The Guardian, Friday 16 April 2010
Of course there was no Robin Hood (In search of the real Robin Hood, G2, 14 April). The name is a corruption of Robin of the Wood or Robin in the Hood and refers to Robin Goodfellow/Puck, the spirit of the woods, a pagan nature god who lived on well beyond the Christianisation of this island (Robin is often quoted in witchcraft trials as the name the witches chose for their familiars).
He was no “tricksy spirit” but a powerful green god – perhaps seen in one aspect in the images of the Green Man that adorn so many of our great medieval churches and cathedrals. Mayday (a movable feast dependent upon the first blossoming of the hawthorn) was the signal for all and sundry to hie them away to the woods for a mass orgy.

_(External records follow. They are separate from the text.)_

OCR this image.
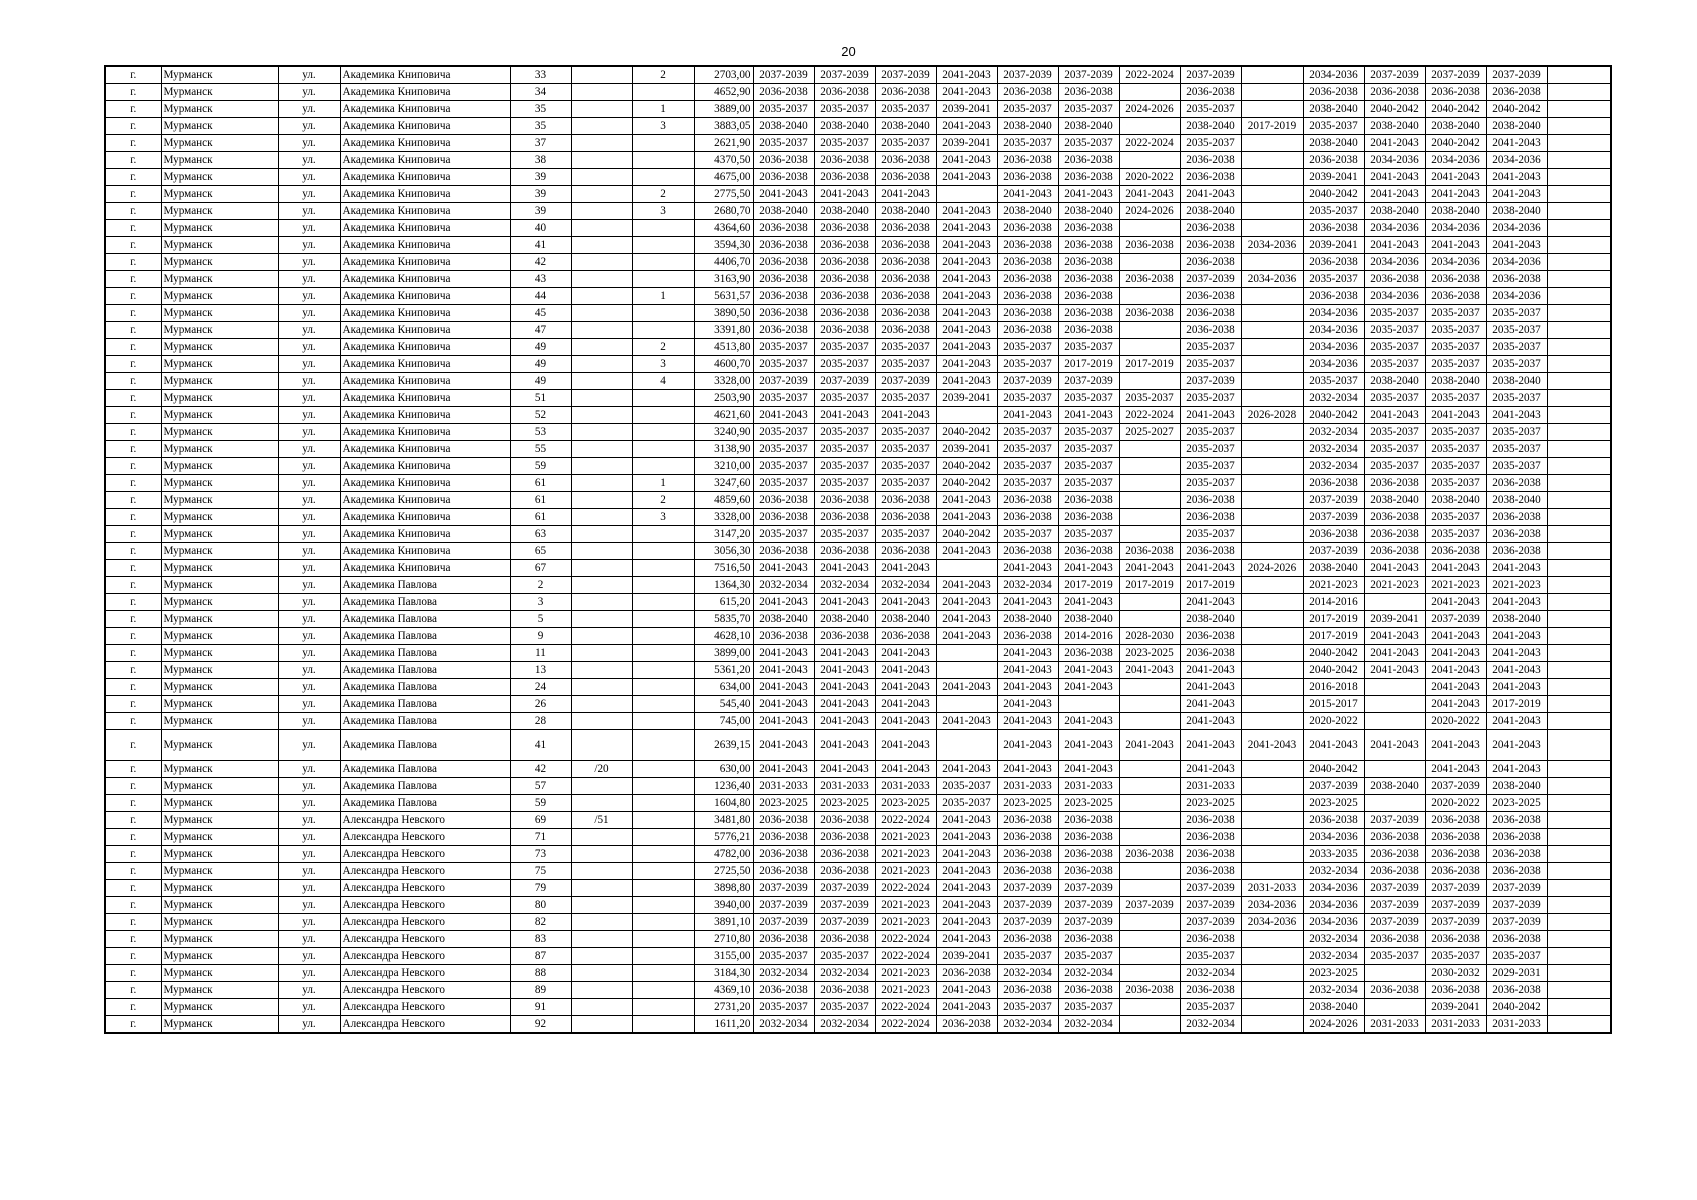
20
г.	Мурманск	ул.	Академика Книповича	33		2	2703,00	2037-2039	2037-2039	2037-2039	2041-2043	2037-2039	2037-2039	2022-2024	2037-2039		2034-2036	2037-2039	2037-2039	2037-2039	
г.	Мурманск	ул.	Академика Книповича	34			4652,90	2036-2038	2036-2038	2036-2038	2041-2043	2036-2038	2036-2038		2036-2038		2036-2038	2036-2038	2036-2038	2036-2038	
г.	Мурманск	ул.	Академика Книповича	35		1	3889,00	2035-2037	2035-2037	2035-2037	2039-2041	2035-2037	2035-2037	2024-2026	2035-2037		2038-2040	2040-2042	2040-2042	2040-2042	
г.	Мурманск	ул.	Академика Книповича	35		3	3883,05	2038-2040	2038-2040	2038-2040	2041-2043	2038-2040	2038-2040		2038-2040	2017-2019	2035-2037	2038-2040	2038-2040	2038-2040	
г.	Мурманск	ул.	Академика Книповича	37			2621,90	2035-2037	2035-2037	2035-2037	2039-2041	2035-2037	2035-2037	2022-2024	2035-2037		2038-2040	2041-2043	2040-2042	2041-2043	
г.	Мурманск	ул.	Академика Книповича	38			4370,50	2036-2038	2036-2038	2036-2038	2041-2043	2036-2038	2036-2038		2036-2038		2036-2038	2034-2036	2034-2036	2034-2036	
г.	Мурманск	ул.	Академика Книповича	39			4675,00	2036-2038	2036-2038	2036-2038	2041-2043	2036-2038	2036-2038	2020-2022	2036-2038		2039-2041	2041-2043	2041-2043	2041-2043	
г.	Мурманск	ул.	Академика Книповича	39		2	2775,50	2041-2043	2041-2043	2041-2043		2041-2043	2041-2043	2041-2043	2041-2043		2040-2042	2041-2043	2041-2043	2041-2043	
г.	Мурманск	ул.	Академика Книповича	39		3	2680,70	2038-2040	2038-2040	2038-2040	2041-2043	2038-2040	2038-2040	2024-2026	2038-2040		2035-2037	2038-2040	2038-2040	2038-2040	
г.	Мурманск	ул.	Академика Книповича	40			4364,60	2036-2038	2036-2038	2036-2038	2041-2043	2036-2038	2036-2038		2036-2038		2036-2038	2034-2036	2034-2036	2034-2036	
г.	Мурманск	ул.	Академика Книповича	41			3594,30	2036-2038	2036-2038	2036-2038	2041-2043	2036-2038	2036-2038	2036-2038	2036-2038	2034-2036	2039-2041	2041-2043	2041-2043	2041-2043	
г.	Мурманск	ул.	Академика Книповича	42			4406,70	2036-2038	2036-2038	2036-2038	2041-2043	2036-2038	2036-2038		2036-2038		2036-2038	2034-2036	2034-2036	2034-2036	
г.	Мурманск	ул.	Академика Книповича	43			3163,90	2036-2038	2036-2038	2036-2038	2041-2043	2036-2038	2036-2038	2036-2038	2037-2039	2034-2036	2035-2037	2036-2038	2036-2038	2036-2038	
г.	Мурманск	ул.	Академика Книповича	44		1	5631,57	2036-2038	2036-2038	2036-2038	2041-2043	2036-2038	2036-2038		2036-2038		2036-2038	2034-2036	2036-2038	2034-2036	
г.	Мурманск	ул.	Академика Книповича	45			3890,50	2036-2038	2036-2038	2036-2038	2041-2043	2036-2038	2036-2038	2036-2038	2036-2038		2034-2036	2035-2037	2035-2037	2035-2037	
г.	Мурманск	ул.	Академика Книповича	47			3391,80	2036-2038	2036-2038	2036-2038	2041-2043	2036-2038	2036-2038		2036-2038		2034-2036	2035-2037	2035-2037	2035-2037	
г.	Мурманск	ул.	Академика Книповича	49		2	4513,80	2035-2037	2035-2037	2035-2037	2041-2043	2035-2037	2035-2037		2035-2037		2034-2036	2035-2037	2035-2037	2035-2037	
г.	Мурманск	ул.	Академика Книповича	49		3	4600,70	2035-2037	2035-2037	2035-2037	2041-2043	2035-2037	2017-2019	2017-2019	2035-2037		2034-2036	2035-2037	2035-2037	2035-2037	
г.	Мурманск	ул.	Академика Книповича	49		4	3328,00	2037-2039	2037-2039	2037-2039	2041-2043	2037-2039	2037-2039		2037-2039		2035-2037	2038-2040	2038-2040	2038-2040	
г.	Мурманск	ул.	Академика Книповича	51			2503,90	2035-2037	2035-2037	2035-2037	2039-2041	2035-2037	2035-2037	2035-2037	2035-2037		2032-2034	2035-2037	2035-2037	2035-2037	
г.	Мурманск	ул.	Академика Книповича	52			4621,60	2041-2043	2041-2043	2041-2043		2041-2043	2041-2043	2022-2024	2041-2043	2026-2028	2040-2042	2041-2043	2041-2043	2041-2043	
г.	Мурманск	ул.	Академика Книповича	53			3240,90	2035-2037	2035-2037	2035-2037	2040-2042	2035-2037	2035-2037	2025-2027	2035-2037		2032-2034	2035-2037	2035-2037	2035-2037	
г.	Мурманск	ул.	Академика Книповича	55			3138,90	2035-2037	2035-2037	2035-2037	2039-2041	2035-2037	2035-2037		2035-2037		2032-2034	2035-2037	2035-2037	2035-2037	
г.	Мурманск	ул.	Академика Книповича	59			3210,00	2035-2037	2035-2037	2035-2037	2040-2042	2035-2037	2035-2037		2035-2037		2032-2034	2035-2037	2035-2037	2035-2037	
г.	Мурманск	ул.	Академика Книповича	61		1	3247,60	2035-2037	2035-2037	2035-2037	2040-2042	2035-2037	2035-2037		2035-2037		2036-2038	2036-2038	2035-2037	2036-2038	
г.	Мурманск	ул.	Академика Книповича	61		2	4859,60	2036-2038	2036-2038	2036-2038	2041-2043	2036-2038	2036-2038		2036-2038		2037-2039	2038-2040	2038-2040	2038-2040	
г.	Мурманск	ул.	Академика Книповича	61		3	3328,00	2036-2038	2036-2038	2036-2038	2041-2043	2036-2038	2036-2038		2036-2038		2037-2039	2036-2038	2035-2037	2036-2038	
г.	Мурманск	ул.	Академика Книповича	63			3147,20	2035-2037	2035-2037	2035-2037	2040-2042	2035-2037	2035-2037		2035-2037		2036-2038	2036-2038	2035-2037	2036-2038	
г.	Мурманск	ул.	Академика Книповича	65			3056,30	2036-2038	2036-2038	2036-2038	2041-2043	2036-2038	2036-2038	2036-2038	2036-2038		2037-2039	2036-2038	2036-2038	2036-2038	
г.	Мурманск	ул.	Академика Книповича	67			7516,50	2041-2043	2041-2043	2041-2043		2041-2043	2041-2043	2041-2043	2041-2043	2024-2026	2038-2040	2041-2043	2041-2043	2041-2043	
г.	Мурманск	ул.	Академика Павлова	2			1364,30	2032-2034	2032-2034	2032-2034	2041-2043	2032-2034	2017-2019	2017-2019	2017-2019		2021-2023	2021-2023	2021-2023	2021-2023	
г.	Мурманск	ул.	Академика Павлова	3			615,20	2041-2043	2041-2043	2041-2043	2041-2043	2041-2043	2041-2043		2041-2043		2014-2016		2041-2043	2041-2043	
г.	Мурманск	ул.	Академика Павлова	5			5835,70	2038-2040	2038-2040	2038-2040	2041-2043	2038-2040	2038-2040		2038-2040		2017-2019	2039-2041	2037-2039	2038-2040	
г.	Мурманск	ул.	Академика Павлова	9			4628,10	2036-2038	2036-2038	2036-2038	2041-2043	2036-2038	2014-2016	2028-2030	2036-2038		2017-2019	2041-2043	2041-2043	2041-2043	
г.	Мурманск	ул.	Академика Павлова	11			3899,00	2041-2043	2041-2043	2041-2043		2041-2043	2036-2038	2023-2025	2036-2038		2040-2042	2041-2043	2041-2043	2041-2043	
г.	Мурманск	ул.	Академика Павлова	13			5361,20	2041-2043	2041-2043	2041-2043		2041-2043	2041-2043	2041-2043	2041-2043		2040-2042	2041-2043	2041-2043	2041-2043	
г.	Мурманск	ул.	Академика Павлова	24			634,00	2041-2043	2041-2043	2041-2043	2041-2043	2041-2043	2041-2043		2041-2043		2016-2018		2041-2043	2041-2043	
г.	Мурманск	ул.	Академика Павлова	26			545,40	2041-2043	2041-2043	2041-2043		2041-2043			2041-2043		2015-2017		2041-2043	2017-2019	
г.	Мурманск	ул.	Академика Павлова	28			745,00	2041-2043	2041-2043	2041-2043	2041-2043	2041-2043	2041-2043		2041-2043		2020-2022		2020-2022	2041-2043	
г.	Мурманск	ул.	Академика Павлова	41			2639,15	2041-2043	2041-2043	2041-2043		2041-2043	2041-2043	2041-2043	2041-2043	2041-2043	2041-2043	2041-2043	2041-2043	2041-2043	
г.	Мурманск	ул.	Академика Павлова	42	/20		630,00	2041-2043	2041-2043	2041-2043	2041-2043	2041-2043	2041-2043		2041-2043		2040-2042		2041-2043	2041-2043	
г.	Мурманск	ул.	Академика Павлова	57			1236,40	2031-2033	2031-2033	2031-2033	2035-2037	2031-2033	2031-2033		2031-2033		2037-2039	2038-2040	2037-2039	2038-2040	
г.	Мурманск	ул.	Академика Павлова	59			1604,80	2023-2025	2023-2025	2023-2025	2035-2037	2023-2025	2023-2025		2023-2025		2023-2025		2020-2022	2023-2025	
г.	Мурманск	ул.	Александра Невского	69	/51		3481,80	2036-2038	2036-2038	2022-2024	2041-2043	2036-2038	2036-2038		2036-2038		2036-2038	2037-2039	2036-2038	2036-2038	
г.	Мурманск	ул.	Александра Невского	71			5776,21	2036-2038	2036-2038	2021-2023	2041-2043	2036-2038	2036-2038		2036-2038		2034-2036	2036-2038	2036-2038	2036-2038	
г.	Мурманск	ул.	Александра Невского	73			4782,00	2036-2038	2036-2038	2021-2023	2041-2043	2036-2038	2036-2038	2036-2038	2036-2038		2033-2035	2036-2038	2036-2038	2036-2038	
г.	Мурманск	ул.	Александра Невского	75			2725,50	2036-2038	2036-2038	2021-2023	2041-2043	2036-2038	2036-2038		2036-2038		2032-2034	2036-2038	2036-2038	2036-2038	
г.	Мурманск	ул.	Александра Невского	79			3898,80	2037-2039	2037-2039	2022-2024	2041-2043	2037-2039	2037-2039		2037-2039	2031-2033	2034-2036	2037-2039	2037-2039	2037-2039	
г.	Мурманск	ул.	Александра Невского	80			3940,00	2037-2039	2037-2039	2021-2023	2041-2043	2037-2039	2037-2039	2037-2039	2037-2039	2034-2036	2034-2036	2037-2039	2037-2039	2037-2039	
г.	Мурманск	ул.	Александра Невского	82			3891,10	2037-2039	2037-2039	2021-2023	2041-2043	2037-2039	2037-2039		2037-2039	2034-2036	2034-2036	2037-2039	2037-2039	2037-2039	
г.	Мурманск	ул.	Александра Невского	83			2710,80	2036-2038	2036-2038	2022-2024	2041-2043	2036-2038	2036-2038		2036-2038		2032-2034	2036-2038	2036-2038	2036-2038	
г.	Мурманск	ул.	Александра Невского	87			3155,00	2035-2037	2035-2037	2022-2024	2039-2041	2035-2037	2035-2037		2035-2037		2032-2034	2035-2037	2035-2037	2035-2037	
г.	Мурманск	ул.	Александра Невского	88			3184,30	2032-2034	2032-2034	2021-2023	2036-2038	2032-2034	2032-2034		2032-2034		2023-2025		2030-2032	2029-2031	
г.	Мурманск	ул.	Александра Невского	89			4369,10	2036-2038	2036-2038	2021-2023	2041-2043	2036-2038	2036-2038	2036-2038	2036-2038		2032-2034	2036-2038	2036-2038	2036-2038	
г.	Мурманск	ул.	Александра Невского	91			2731,20	2035-2037	2035-2037	2022-2024	2041-2043	2035-2037	2035-2037		2035-2037		2038-2040		2039-2041	2040-2042	
г.	Мурманск	ул.	Александра Невского	92			1611,20	2032-2034	2032-2034	2022-2024	2036-2038	2032-2034	2032-2034		2032-2034		2024-2026	2031-2033	2031-2033	2031-2033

Harsh winters and poor diet meant low fertility, so the best way to ensure a good stock of babies was for women to have as many sexual partners as possible. Any children born of the woodland orgies that went under the name of the Robin Hood games became known as Robson, Robinson or Hudson (Robert Graves – The White Goddess). Men in tights might work very well for the film-makers and the tourist boards – green gods that encouraged fecund fornication probably wouldn’t figure highly in the naming of airports.
And Maid Marian? Mary the Virgin Mother, the maid, consort of the Green Man perhaps. Morris dancers? Well that phallic symbol the maypole was brought out of the woods accompanied by a gang of dancers – morris men. (Mary’s men?) Until Cromwell came along and did away with maypoles and bonking in the bower, England was a much more ribald and perhaps even merry place.
Perhaps the Tories who want a Big Society and a return to merry England could revive the maypole and spontaneous and widespread woodland nookie – bit late to put it in the manifesto though.